The lawyers are taking on the virtual.
We've come to define anything that appears on the computer screen as virtual, and made virtual something like a synonym for unreal. But everything we encounter on the screen is real.
A 20 year old recently told me that the most important event of his life occurred at the computer. In "Everquest," an online game that can have several thousand players in an evening, he fought into the wee hours for several nights in a row trying to save a newbie from being bullied and eventually killed. After his hard fought victory, the two became friends and met regularly in the game space. This player's experience was so intense that his mother, now curious, started to play with him. Today she spends about three hours a night in "Everquest," moving among a few regular haunts where she mothers lonely young men who find their way to the game most evenings. Notice I didn't put "mothers" in quotes, since I have no doubt that the mothering is real.
With a tear in his eye from evident emotion, he said said that the experience was a life-changing moment in which he committed totally to helping another person. He empathized, bonded, gave of himself, and had a deep sense of gratification after having saved someone. You're starting to snicker. Don't.
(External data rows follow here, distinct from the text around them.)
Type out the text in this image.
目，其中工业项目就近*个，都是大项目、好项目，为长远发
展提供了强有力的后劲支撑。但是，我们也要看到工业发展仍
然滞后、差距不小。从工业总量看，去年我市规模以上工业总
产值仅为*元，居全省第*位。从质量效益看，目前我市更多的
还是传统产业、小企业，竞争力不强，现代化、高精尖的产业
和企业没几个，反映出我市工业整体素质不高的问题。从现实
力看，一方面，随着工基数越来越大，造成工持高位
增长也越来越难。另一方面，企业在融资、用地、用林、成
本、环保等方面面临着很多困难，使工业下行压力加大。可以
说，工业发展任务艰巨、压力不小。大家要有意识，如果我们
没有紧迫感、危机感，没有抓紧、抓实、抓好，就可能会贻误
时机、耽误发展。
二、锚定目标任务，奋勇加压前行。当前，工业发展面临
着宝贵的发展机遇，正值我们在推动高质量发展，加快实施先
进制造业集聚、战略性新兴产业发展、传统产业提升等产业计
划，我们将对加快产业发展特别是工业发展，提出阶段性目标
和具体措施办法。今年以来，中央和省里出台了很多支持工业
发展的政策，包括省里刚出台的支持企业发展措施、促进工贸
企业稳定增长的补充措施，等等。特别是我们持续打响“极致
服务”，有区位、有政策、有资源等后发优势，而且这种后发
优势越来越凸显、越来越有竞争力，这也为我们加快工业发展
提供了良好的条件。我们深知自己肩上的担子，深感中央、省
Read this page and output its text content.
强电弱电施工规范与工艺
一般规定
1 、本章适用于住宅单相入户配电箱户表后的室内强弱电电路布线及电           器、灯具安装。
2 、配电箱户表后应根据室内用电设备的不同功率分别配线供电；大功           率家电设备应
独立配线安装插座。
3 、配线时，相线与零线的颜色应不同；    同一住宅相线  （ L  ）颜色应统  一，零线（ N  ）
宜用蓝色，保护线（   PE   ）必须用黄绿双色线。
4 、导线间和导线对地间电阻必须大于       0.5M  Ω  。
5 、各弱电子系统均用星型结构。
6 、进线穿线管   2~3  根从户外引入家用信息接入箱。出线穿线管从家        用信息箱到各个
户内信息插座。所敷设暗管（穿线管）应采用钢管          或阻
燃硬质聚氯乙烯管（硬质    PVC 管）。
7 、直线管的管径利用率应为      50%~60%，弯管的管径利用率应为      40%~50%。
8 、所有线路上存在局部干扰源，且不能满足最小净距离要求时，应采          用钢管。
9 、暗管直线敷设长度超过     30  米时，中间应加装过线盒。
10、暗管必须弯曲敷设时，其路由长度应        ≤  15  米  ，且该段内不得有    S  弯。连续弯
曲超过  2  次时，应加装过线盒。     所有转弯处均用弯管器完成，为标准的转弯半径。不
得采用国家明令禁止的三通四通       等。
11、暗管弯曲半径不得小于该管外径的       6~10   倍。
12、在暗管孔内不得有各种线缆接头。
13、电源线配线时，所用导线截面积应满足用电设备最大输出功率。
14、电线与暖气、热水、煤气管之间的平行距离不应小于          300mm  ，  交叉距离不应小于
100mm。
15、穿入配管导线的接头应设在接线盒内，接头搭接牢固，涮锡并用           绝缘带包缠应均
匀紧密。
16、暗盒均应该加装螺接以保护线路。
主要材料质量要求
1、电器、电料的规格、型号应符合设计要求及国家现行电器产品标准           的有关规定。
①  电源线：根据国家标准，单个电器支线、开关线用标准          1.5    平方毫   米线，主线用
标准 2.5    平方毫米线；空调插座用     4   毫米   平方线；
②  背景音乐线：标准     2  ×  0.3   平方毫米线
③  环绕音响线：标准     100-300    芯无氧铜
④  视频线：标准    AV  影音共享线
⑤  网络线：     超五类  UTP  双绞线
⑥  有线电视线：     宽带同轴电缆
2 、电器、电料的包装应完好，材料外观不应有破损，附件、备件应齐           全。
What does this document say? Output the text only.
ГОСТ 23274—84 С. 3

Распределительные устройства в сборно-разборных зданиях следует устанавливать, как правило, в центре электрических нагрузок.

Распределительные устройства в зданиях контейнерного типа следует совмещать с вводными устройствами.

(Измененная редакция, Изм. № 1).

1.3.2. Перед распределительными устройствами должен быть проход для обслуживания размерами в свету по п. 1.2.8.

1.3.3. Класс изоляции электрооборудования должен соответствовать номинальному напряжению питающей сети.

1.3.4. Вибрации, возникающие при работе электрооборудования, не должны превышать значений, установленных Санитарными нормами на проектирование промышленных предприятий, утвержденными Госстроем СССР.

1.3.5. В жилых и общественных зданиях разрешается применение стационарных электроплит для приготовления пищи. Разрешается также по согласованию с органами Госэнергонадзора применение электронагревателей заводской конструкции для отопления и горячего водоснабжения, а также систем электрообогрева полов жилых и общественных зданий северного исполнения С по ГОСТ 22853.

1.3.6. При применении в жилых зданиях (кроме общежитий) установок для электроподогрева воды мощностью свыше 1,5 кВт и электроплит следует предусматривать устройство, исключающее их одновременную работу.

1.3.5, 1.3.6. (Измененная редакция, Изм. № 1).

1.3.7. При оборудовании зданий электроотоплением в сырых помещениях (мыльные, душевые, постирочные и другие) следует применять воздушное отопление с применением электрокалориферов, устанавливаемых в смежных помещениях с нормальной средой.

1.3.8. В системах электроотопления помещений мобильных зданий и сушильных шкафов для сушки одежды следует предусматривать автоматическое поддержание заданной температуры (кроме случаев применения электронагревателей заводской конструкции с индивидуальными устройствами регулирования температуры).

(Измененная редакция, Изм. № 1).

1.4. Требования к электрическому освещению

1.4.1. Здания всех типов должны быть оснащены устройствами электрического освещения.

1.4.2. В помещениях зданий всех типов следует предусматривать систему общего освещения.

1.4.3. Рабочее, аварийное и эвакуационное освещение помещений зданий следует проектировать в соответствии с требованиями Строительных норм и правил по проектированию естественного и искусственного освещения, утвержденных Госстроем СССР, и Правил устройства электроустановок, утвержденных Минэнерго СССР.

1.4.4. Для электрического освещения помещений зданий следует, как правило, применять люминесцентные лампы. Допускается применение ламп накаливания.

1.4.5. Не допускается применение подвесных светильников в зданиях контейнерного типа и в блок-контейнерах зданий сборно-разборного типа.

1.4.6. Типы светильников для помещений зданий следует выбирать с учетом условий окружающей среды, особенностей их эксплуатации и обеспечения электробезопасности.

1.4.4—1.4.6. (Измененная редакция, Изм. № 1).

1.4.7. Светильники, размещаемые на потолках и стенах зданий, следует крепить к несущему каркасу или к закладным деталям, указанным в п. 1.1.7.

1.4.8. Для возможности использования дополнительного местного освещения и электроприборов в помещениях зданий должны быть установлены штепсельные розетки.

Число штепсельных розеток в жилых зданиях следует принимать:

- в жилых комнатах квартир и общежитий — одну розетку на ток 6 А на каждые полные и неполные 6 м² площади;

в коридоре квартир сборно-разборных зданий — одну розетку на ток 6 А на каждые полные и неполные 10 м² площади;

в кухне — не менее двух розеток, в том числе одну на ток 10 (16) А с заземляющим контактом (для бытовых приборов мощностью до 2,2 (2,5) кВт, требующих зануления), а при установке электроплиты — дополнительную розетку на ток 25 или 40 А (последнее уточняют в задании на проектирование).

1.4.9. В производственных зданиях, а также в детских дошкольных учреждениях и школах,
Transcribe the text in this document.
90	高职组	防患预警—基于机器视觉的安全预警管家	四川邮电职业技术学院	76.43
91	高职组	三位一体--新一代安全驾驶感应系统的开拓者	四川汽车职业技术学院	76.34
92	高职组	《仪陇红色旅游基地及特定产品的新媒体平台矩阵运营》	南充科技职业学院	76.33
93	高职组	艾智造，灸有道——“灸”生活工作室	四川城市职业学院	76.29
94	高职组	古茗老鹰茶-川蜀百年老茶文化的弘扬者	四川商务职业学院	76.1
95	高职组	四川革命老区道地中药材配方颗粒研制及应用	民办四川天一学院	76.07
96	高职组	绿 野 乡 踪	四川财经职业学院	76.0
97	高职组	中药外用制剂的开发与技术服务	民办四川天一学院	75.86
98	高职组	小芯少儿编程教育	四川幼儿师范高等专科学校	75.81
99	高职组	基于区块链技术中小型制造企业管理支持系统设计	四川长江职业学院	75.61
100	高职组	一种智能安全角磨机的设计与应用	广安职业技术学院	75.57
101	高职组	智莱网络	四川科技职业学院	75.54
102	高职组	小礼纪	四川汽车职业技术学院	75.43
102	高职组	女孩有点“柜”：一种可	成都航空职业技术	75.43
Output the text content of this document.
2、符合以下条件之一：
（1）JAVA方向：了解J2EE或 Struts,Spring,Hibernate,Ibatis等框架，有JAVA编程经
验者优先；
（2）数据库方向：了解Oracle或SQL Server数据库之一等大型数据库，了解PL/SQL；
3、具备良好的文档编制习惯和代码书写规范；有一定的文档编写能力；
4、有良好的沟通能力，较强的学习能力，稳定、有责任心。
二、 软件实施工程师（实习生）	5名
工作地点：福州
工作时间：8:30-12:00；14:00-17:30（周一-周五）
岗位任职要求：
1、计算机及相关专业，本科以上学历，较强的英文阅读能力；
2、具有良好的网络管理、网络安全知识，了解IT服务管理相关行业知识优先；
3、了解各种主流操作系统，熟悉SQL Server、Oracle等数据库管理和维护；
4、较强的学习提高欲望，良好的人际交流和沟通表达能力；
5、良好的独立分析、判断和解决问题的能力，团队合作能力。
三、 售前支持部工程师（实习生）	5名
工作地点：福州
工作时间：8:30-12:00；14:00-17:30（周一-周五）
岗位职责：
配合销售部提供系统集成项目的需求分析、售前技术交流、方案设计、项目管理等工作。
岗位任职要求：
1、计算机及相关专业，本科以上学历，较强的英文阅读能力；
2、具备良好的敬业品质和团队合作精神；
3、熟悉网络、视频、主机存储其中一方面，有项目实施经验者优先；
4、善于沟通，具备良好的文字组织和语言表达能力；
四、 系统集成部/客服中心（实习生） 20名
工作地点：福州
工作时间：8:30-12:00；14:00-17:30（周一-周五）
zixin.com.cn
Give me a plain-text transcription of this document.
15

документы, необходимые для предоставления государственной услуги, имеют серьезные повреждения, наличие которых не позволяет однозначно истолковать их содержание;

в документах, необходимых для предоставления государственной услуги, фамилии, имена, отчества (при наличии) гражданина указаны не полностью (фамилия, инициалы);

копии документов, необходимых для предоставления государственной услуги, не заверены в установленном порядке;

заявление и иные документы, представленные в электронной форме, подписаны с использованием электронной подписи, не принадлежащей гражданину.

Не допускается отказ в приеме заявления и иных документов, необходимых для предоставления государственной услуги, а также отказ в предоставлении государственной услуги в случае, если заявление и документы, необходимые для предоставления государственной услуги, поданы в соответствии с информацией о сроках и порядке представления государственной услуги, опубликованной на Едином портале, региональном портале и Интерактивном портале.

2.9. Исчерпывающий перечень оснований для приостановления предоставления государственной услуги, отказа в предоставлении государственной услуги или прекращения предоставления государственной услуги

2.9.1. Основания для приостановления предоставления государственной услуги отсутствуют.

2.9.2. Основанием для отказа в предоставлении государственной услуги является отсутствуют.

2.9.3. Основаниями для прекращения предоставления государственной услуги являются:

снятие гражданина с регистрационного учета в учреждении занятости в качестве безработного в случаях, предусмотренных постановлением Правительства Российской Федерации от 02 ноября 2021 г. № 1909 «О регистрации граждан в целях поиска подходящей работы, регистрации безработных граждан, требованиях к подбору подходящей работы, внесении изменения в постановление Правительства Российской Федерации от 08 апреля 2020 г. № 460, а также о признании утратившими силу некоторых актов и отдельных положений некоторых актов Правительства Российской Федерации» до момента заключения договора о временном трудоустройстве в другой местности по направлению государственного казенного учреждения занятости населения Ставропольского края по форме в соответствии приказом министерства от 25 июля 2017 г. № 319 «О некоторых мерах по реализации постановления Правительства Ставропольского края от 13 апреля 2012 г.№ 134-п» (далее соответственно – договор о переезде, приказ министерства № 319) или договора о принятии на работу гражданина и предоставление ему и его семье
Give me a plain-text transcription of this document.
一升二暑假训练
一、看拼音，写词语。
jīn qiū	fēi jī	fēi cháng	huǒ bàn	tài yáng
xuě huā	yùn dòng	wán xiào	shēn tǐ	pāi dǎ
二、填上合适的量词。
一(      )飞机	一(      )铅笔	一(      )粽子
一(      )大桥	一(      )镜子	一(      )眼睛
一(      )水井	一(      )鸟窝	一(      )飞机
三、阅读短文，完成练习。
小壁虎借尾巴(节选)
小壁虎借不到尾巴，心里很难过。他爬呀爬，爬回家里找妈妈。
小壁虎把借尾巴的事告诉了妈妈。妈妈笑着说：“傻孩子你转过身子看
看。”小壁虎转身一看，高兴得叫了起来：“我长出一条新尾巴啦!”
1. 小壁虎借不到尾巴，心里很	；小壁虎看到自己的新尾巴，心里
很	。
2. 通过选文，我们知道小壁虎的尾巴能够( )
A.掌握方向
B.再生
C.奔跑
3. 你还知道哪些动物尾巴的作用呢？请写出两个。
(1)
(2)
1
Anthropologists and linguists have argued that culture is communication and communication is culture. But we're often partial and erratic when it comes to designating the reality status of various modes and moments of communication. Is the only real experience I'm having now collapsed to the sensation of my fingers on the keyboard? Is the only reality in my periphery the warm cup of coffee to my left and the tactile response of the mouse to my right?
A gaggle of legal scholars are meeting this week to debate the legal status of virtual worlds. From their Conference notice: "The new environments of electronic games, especially those that are massively multiplayer, are not just game-spaces; they are cultures unto themselves. Like real societies, they grow and evolve as their members create rules and norms. Some norms in games are cooperative and democratic, others are dictatorial and dystopic. This interdisciplinary conference will examine the state of play today in an effort to understand the phenomenon of digital games and the virtual worlds they create and to discuss the complex social, psychological, and legal issues to which they give rise."
From Wired : "A host of questions are on everyone's minds: Are virtual worlds the new Wild West or a legitimate province of the courts? Is game play equivalent to speech as defined in the First Amendment? Is there such a thing as fraud in a metaverse?
"As the game universe becomes intricate, as transactions start to cross the boundary between the game world and the real world, it becomes more complicated as to what you're going to call defamation," says Jack Balkin, a professor at Yale Law School and an organizer of the conference. 'The more closely your life is tied to the game, the more what happens can be construed as injury to yourself ... privacy, fraud, breach (of contract). Maybe you really did break a promise. Maybe you did defame me. Maybe you did defraud me, and maybe that does matter.'
"Beth Noveck, a professor at New York Law School and another organizer of the conference, says those arriving for the three days of panels, discussion and networking are coming to intellectualize about where games and virtual worlds fit into the fabric of their lives.
'We might learn a lot from looking at how laws are made and broken in these virtual worlds,' she says."
So here's a way to build a fortune online in the post-dot.con days. In an online game, build a big office tower with this banner on the front: "Tower of Justice, Space to Rent." Fit out some nice legal office spaces like the one at the right--but don't put in a big fish tank unless you're willing to clean it once a week. Sell through eBay and collect through PayPal. Then put your feet up on a pixel desktop and start dreamin' about retirement. And hope that Red sues Blue.